A noted literary critic as well as a celebrated poet, Howe is one of nine literary figures from here and abroad recently elected to membership in the American Academy of Arts and Sciences.

Election to this honorary learned society is one of the greatest distinctions in the fields of intellectual and artistic achievement. Founded during the American revolution, the academy's 3,300 fellows and 550 foreign honorary members are from the arts, sciences, humanities and public life, and include 168 Nobel-Prize laureates and 58 Pulitzer-Prize winners.

Howe, a resident of Buffalo and Connecticut, is strongly associated with the Language Poets' movement of the late 1970s and 1980s, and her poetry and scholarship can be described as language-based and experimental. Literary critics have applied her observations of Emily Dickinson's work to Howe's own work: "Poetry," she wrote, "is affirmation in negation, ammunition in the yellow eye of a gun that an allegorical pilgrim will shoot straight into the quiet of night's frame."

She is the author of several books of poetry, beginning with "Hinge Picture" in 1974 and continuing through major idiosyncratic and significant works, such as "The Liberties," "Pythagorean Silence," "Defenestration of Prague" and "Singularities."

She is the author of highly regarded books of essays, including "The Capture Morphology." More recent books of poetry include "The Nonconformist's Memorial: Poems by Susan Howe" and "Selected Poems: 1974-1978." Her books of criticism include "Incloser" and "The Birth-mark: Unsettling the Wilderness in American Literary History."

Howe is best known, however, for her acclaimed critical study "My Emily Dickinson" (1985), considered a landmark in creative scholarship. By employing historical sources, she was able to fuse Calvinist and Indian-captivity texts into "influences" that entered into early American rhetoric as related to spiritual and material ideologies.

Her work has been widely anthologized and celebrated with lectures and poetry readings at major national and international universities, literary festivals and conferences.

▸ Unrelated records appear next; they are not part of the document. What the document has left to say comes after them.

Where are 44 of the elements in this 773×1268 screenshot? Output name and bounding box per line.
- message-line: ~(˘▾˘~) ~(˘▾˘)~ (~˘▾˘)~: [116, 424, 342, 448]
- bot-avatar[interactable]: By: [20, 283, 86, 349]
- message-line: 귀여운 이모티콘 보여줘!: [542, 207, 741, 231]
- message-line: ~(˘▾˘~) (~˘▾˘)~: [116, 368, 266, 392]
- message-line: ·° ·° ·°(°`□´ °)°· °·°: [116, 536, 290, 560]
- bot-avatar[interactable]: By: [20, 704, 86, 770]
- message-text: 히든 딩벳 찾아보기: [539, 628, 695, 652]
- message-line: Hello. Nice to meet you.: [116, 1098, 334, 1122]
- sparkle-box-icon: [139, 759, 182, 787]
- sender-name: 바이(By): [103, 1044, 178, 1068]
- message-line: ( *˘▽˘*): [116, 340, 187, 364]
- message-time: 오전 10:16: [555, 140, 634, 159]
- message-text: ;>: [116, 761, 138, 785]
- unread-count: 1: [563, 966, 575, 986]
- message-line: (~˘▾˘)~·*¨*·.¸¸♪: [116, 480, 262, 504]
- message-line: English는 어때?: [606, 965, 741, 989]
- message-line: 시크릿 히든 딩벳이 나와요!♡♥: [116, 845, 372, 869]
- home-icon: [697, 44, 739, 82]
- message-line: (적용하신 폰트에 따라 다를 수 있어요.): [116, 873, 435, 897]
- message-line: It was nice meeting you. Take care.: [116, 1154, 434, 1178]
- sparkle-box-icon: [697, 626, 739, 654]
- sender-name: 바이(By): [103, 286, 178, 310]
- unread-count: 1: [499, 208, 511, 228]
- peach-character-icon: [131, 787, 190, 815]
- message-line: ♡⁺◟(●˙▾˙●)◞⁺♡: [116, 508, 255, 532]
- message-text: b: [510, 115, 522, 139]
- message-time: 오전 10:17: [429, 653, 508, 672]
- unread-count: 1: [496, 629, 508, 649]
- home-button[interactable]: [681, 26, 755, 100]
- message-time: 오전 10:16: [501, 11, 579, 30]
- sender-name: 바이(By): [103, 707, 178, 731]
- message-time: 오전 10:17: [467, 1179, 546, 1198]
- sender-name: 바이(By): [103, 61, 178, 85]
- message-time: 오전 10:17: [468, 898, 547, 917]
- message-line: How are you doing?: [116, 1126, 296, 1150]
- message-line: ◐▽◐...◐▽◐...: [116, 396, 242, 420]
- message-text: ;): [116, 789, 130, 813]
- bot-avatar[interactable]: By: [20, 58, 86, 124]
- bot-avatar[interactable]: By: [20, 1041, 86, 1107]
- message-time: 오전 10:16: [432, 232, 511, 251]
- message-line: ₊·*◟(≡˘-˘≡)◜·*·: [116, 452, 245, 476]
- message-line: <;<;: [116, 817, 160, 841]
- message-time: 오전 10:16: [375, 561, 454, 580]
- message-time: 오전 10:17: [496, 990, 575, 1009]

She twice has received the Before Columbus Foundation American Book Award -- for "Secret History of the Dividing Line" and for "My Emily Dickinson." She also has received two Fund for Poetry Awards and the Roy Harvey Pierce Award for a Poet and a Critic from the University of California, San Diego.

Howe has been the subject of a number of critical analyses, including those by Marjorie Perloff, Rachel Blau Du Plessis, Bruce Andrews and Charles Bernstein. The periodicals Abacus, The Difficulties and Talisman have devoted entire issues to her poetry.

In the academy's literary section this year, Howe's fellow inductees include poets Lucille Clifton and Jorie Graham; novelists Louise Erdrich, Tim O'Brien and Edmund White, and "Prairie Home Companion" author Garrison Keillor. In the fine arts section, new members include actresses Jane Alexander, Meryl Streep and Uta Hagen; directors Robert Altman, Mike Nichols and Steven Spielberg; dancer/choreographer Mikhail Baryshnikov, and cellist Janos Starker.